Being able to operate in however many dimensions you please using the same primitives is already great, but we can add one more thing to further generalize the system.

This a little abstract, as in our framework it's basically meta programming. In normal GA, all dimensions square to -1, like the complex numbers. But we can specify that we want to generate an algebra over a space that has a certain number of dimensions that square to -1, 1 or 0. This allows us to represent an even wider range of specialized tools as instances of GA with the same structure-preserving universally applicable operators. A partial list looks like...

... this. It's not complete, just some commonly useful ones.

It's interesting right away that you can ask for algebras isomorphic to well known geometric objects, like dual numbers and quaternions. This is because these other tools are all special cases of this more general system.

I'll shout out 3D Conformal GA and Minkowski Spacetime. The former makes a number of operations with spheres and circles extremely pleasant, whereas the latter is one of the preferred tools for physicists working with GA because it maps well to relativity.

But today I want to single out Projective Geometric Algebra, which is my favorite for most computer graphics applications.

PGA is great for manipulating points, lines, and planes. It kicked off with robotics research by Selig in 2000, followed by lovely theoretical work by Charles Gunn, but for this audience I'm going to recommend this recent paper by Dorst and De Keninck. You can also find many excellent video presentations and an interactive playground in Javascript called Ganja by De Keninck online. In the meantime, let's do a bit of...

I can't make a presentation for programmers without showing a bit of programming, so...

Physics engine in a few lines of Clojure, hypercubes of various dimension. For an explanation how this works, see Doran and De Keninck's excellent blog post.

Okay, so hopefully this tiny taste has been enough to attract your interest. We're out of time, but before we go, I need to mention...

In the 1960s, Hestenes started work on a research program aimed at refactoring the notation used for technical mathematics using geometric algebra.

My first exposure to these ideas was an 80s paper of his that used geometric algebra to explore zitterbewegung as a lens for understanding the Dirac theory of electrons.

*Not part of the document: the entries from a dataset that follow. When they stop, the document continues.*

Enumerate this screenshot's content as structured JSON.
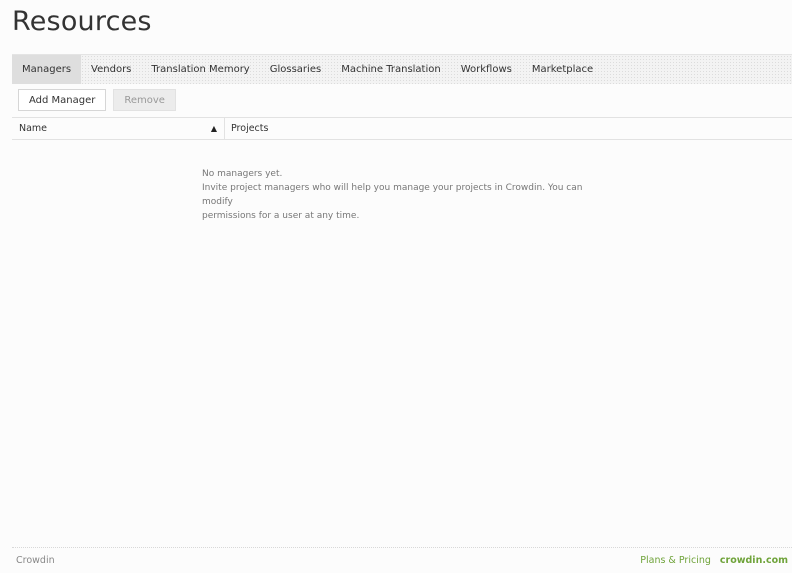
{
  "page": {
    "title": "Resources"
  },
  "tabs": [
    {
      "label": "Managers",
      "active": true
    },
    {
      "label": "Vendors"
    },
    {
      "label": "Translation Memory"
    },
    {
      "label": "Glossaries"
    },
    {
      "label": "Machine Translation"
    },
    {
      "label": "Workflows"
    },
    {
      "label": "Marketplace"
    }
  ],
  "toolbar": {
    "add_label": "Add Manager",
    "remove_label": "Remove"
  },
  "table": {
    "columns": [
      {
        "label": "Name",
        "sort": "ascending"
      },
      {
        "label": "Projects"
      }
    ],
    "sort_glyph": "▲"
  },
  "empty_state": {
    "title": "No managers yet.",
    "line1": "Invite project managers who will help you manage your projects in Crowdin. You can modify",
    "line2": "permissions for a user at any time."
  },
  "footer": {
    "left": "Crowdin",
    "plans": "Plans & Pricing",
    "brand": "crowdin.com"
  },
  "colors": {
    "accent": "#6fa33a",
    "active_tab": "#dedede"
  }
}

It was mind-blowing, and after spending some time with it I came to agree with this quote...

We have a chance here to refactor things in a way that could reduce by maybe 2-3 years the time it takes to educate a young physicist, and in so doing make more advanced topics accessible to many more people. This would, I believe, result in real progress in the sciences, which is why I care enough to bring this to your attention today.

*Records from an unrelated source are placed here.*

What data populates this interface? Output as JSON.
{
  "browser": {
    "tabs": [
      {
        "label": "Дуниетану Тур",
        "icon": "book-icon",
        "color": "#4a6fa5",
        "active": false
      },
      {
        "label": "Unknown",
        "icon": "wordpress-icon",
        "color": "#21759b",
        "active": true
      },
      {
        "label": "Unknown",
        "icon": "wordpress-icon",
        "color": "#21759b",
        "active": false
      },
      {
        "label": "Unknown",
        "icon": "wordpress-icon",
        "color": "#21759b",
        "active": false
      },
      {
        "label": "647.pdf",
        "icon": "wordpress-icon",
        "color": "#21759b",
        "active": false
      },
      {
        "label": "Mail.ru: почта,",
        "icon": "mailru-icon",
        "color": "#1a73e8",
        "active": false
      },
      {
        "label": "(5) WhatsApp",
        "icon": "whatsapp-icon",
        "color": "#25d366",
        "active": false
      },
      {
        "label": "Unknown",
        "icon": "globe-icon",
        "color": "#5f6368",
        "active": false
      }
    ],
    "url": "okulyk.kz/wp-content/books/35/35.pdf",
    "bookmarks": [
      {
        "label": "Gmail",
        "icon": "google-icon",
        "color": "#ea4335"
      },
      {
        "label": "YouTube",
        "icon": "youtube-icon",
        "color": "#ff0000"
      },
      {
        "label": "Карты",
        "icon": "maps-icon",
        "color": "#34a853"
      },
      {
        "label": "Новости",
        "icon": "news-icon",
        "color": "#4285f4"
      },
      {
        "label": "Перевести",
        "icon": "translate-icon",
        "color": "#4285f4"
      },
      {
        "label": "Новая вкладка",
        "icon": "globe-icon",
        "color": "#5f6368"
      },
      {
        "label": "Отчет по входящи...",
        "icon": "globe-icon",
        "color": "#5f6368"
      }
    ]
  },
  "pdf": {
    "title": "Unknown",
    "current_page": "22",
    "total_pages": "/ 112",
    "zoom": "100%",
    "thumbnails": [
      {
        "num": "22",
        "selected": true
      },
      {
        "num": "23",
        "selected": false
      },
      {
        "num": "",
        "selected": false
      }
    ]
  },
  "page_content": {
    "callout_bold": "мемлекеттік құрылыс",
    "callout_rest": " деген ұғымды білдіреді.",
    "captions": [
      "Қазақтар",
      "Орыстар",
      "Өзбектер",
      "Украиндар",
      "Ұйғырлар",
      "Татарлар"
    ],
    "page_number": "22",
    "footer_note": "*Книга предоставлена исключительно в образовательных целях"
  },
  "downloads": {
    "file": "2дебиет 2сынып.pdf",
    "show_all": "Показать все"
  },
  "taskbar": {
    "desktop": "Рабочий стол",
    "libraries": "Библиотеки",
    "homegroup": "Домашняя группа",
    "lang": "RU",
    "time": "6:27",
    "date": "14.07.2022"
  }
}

If this talk inspires you to read only one paper, I would ask you to read Hestenes 2002 Oersted Medal Lecture, in which he makes this case very well.

I'll close with this quote from Hestenes old professor, Richard Feynman, and a few thank yous.

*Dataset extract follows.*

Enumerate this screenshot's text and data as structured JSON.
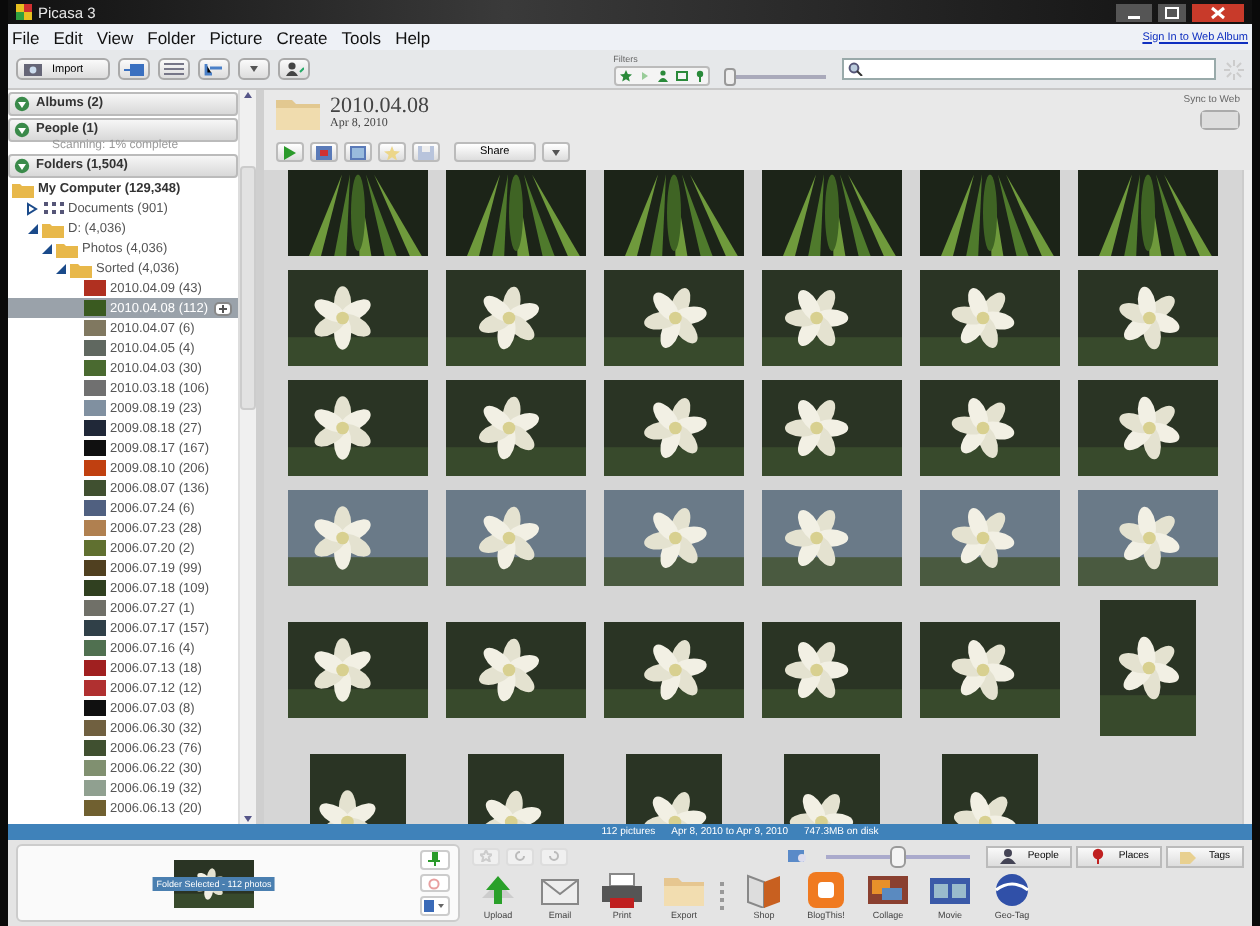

First, thanks to Alex Miller for his tireless efforts organizing one of the best technology conferences in the world. And to the organizers of Papers We Love for inviting me.

I'd also like to thank my friend Hamish Todd for telling me over lunch in Berlin a few years ago that an active community had formed around geometric algebra, thus renewing my hopes for the future.

Thanks to my colleagues at Nextjournal for tolerating my eccentricities and supporting my work, including the creation of this talk.

And lastly, of course, thanks to all of you for listening!